O que é conto e o que é crônica?



Marco Antunes

Quero dirimir um pouco das dúvidas sobre o que é conto e o que é crônica. O assunto é difícil mesmo. A coisa se dá em terreno ambíguo muitas vezes, mas, como sempre digo para meus alunos, nenhum autor está escrevendo e de repente interrompe porque queria escrever uma crônica e lhe saiu um conto. A importância disso é epistemológica somente.
Percebam, conto está centrado na ação, no conflito desenvolvido pela narrativa, preservando quatro unidades, segundo Massaud Moisés: a de espaço (um conto procura situar-se em poucos cenários, feito uma peça de teatro); a de tempo (como o conto é breve por definição, raramente se faz um bom conto com cortes no tempo, dando saltos na história, etc.); a de ação (o conto é avesso a peripécias narrativas, ao vaivém, a saltos, a desmembramentos cronológicos começa e vai até o fim sem desvios) e, por último, a unidade mais importante: a unidade de tom o conto tem que causar uma única impressão, que pode ser de humor, terror, piedade, ironia, drama, tragédia, etc.
É isso, como regra o conto é uma pequena estória com conflito que se resolve impactantemente no final. Mais modernamente se tentam outras soluções, mas o conto clássico é assim.
A dúvida de gênero entre conto e crônica surge porque a narração não é estranha à crônica, pode sim haver, mas é preciso que a intenção de fotografar uma época (sentido original de crônica) se sobreponha à de contar. No conto se conta para fabular ou pelo prazer de contar, mas na crônica se "conta" para fotografar, comentar, registrar, etc. Costumes, facetas humanas, tipos, fatos peculiares são típicos da crônica. No conto, o foco está no conflito, a personagem no conto não é apenas um instrumento de que se vale o escritor, mas o próprio foco de interesse, o indivíduo em si... Na crônica a personagem vale mais pelo que diz do todo, de sua época ou de sua coletividade que por si só. Quando, no entanto a voz autoral dá palpites, emite opiniões, analisa fatos, etc. aí não tem que duvidar, é crônica e fim de papo. Alguns contos flertam demais com a crônica, mesmo narrando depois e contando, afinal, uma estória, perdem a unidade de tom. Não há dúvida se tratar de crônica quando não narra nada, só reflete as opiniões do autor.
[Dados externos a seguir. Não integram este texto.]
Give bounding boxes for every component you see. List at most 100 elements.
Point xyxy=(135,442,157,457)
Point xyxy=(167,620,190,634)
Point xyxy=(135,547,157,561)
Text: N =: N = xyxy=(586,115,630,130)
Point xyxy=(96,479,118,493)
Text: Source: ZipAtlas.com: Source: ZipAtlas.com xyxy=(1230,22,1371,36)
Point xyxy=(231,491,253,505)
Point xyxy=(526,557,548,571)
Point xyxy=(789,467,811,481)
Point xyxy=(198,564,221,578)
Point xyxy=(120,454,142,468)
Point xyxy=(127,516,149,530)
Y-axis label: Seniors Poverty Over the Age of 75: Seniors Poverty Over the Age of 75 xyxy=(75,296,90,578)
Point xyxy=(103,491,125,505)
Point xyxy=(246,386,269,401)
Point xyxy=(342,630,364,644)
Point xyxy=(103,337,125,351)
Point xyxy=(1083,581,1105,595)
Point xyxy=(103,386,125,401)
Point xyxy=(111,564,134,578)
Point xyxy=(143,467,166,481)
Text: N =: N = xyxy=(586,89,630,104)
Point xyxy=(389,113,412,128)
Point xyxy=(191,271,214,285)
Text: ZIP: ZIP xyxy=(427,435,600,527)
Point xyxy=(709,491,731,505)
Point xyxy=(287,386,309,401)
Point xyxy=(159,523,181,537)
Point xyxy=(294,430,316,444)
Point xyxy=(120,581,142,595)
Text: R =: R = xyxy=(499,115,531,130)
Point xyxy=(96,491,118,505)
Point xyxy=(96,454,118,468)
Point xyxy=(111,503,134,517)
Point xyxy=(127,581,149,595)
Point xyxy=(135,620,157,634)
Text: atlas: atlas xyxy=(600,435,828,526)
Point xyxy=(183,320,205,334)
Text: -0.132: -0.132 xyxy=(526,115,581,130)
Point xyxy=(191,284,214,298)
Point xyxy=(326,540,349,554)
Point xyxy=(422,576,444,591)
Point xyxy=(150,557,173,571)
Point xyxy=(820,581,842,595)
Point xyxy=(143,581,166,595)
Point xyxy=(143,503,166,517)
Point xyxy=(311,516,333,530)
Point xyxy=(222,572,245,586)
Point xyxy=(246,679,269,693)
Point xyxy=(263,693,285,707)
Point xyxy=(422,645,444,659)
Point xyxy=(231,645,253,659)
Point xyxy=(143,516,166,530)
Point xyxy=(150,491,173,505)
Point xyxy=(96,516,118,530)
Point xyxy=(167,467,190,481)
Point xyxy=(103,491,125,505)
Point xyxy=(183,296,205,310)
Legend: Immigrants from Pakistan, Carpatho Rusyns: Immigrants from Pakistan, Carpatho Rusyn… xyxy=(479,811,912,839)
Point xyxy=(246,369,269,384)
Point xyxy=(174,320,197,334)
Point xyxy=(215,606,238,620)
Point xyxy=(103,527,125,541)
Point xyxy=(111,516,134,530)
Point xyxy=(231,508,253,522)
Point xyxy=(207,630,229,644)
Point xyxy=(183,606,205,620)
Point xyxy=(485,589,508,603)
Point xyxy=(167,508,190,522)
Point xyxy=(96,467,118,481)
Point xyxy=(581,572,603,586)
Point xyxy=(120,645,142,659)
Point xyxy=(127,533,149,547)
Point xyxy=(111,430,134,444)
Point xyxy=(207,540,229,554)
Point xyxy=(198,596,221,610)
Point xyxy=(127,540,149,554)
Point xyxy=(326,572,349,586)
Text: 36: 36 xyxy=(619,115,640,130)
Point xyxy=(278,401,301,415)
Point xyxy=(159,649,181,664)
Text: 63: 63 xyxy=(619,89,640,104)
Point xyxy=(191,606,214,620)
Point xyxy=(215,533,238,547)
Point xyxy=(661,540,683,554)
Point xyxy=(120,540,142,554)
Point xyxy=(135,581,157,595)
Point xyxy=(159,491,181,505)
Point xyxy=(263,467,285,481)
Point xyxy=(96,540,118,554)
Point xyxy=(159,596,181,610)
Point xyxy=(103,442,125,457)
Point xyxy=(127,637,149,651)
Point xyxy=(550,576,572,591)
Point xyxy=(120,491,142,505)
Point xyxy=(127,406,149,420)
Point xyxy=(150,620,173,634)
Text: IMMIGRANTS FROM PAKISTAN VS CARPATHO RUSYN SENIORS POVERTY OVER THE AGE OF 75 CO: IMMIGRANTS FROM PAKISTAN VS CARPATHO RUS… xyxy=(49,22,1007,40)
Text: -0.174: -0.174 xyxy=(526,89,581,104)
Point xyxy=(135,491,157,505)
Portanto, só há a possibilidade de confundir um com o outro quando uma crônica se permite uma narração, quando não, fim de dúvida. É crônica sem apelação.
            Resumindo: crônica e conto são mesmo um território de mútuas invasões. A diferença, por assim dizer, está na intenção do autor: se era narrar, expor uma estória ou parábola, então é conto; se era opinar, ainda que como exemplo conte uma estória, então é crônica. A dúvida está naquela estória leve, simples, que mais parece um instantâneo da vida. Aí o objetivo de fixar um modo especial daquele tempo, daquela cultura, daquele povo está subjacente e predomina. Então, mesmo que o autor nada comente ou opine, está claro, pela ligeireza do fato, a intenção de apenas retratar o tempo; nesse caso, por mais narrativo e contado que pareça, ainda é crônica. O conto pede dilema, conflito, drama!

Marco Antunes é escritor, professor e Coordenador do Núcleo de Literatura do Centro Cultural da Câmara dos Deputados.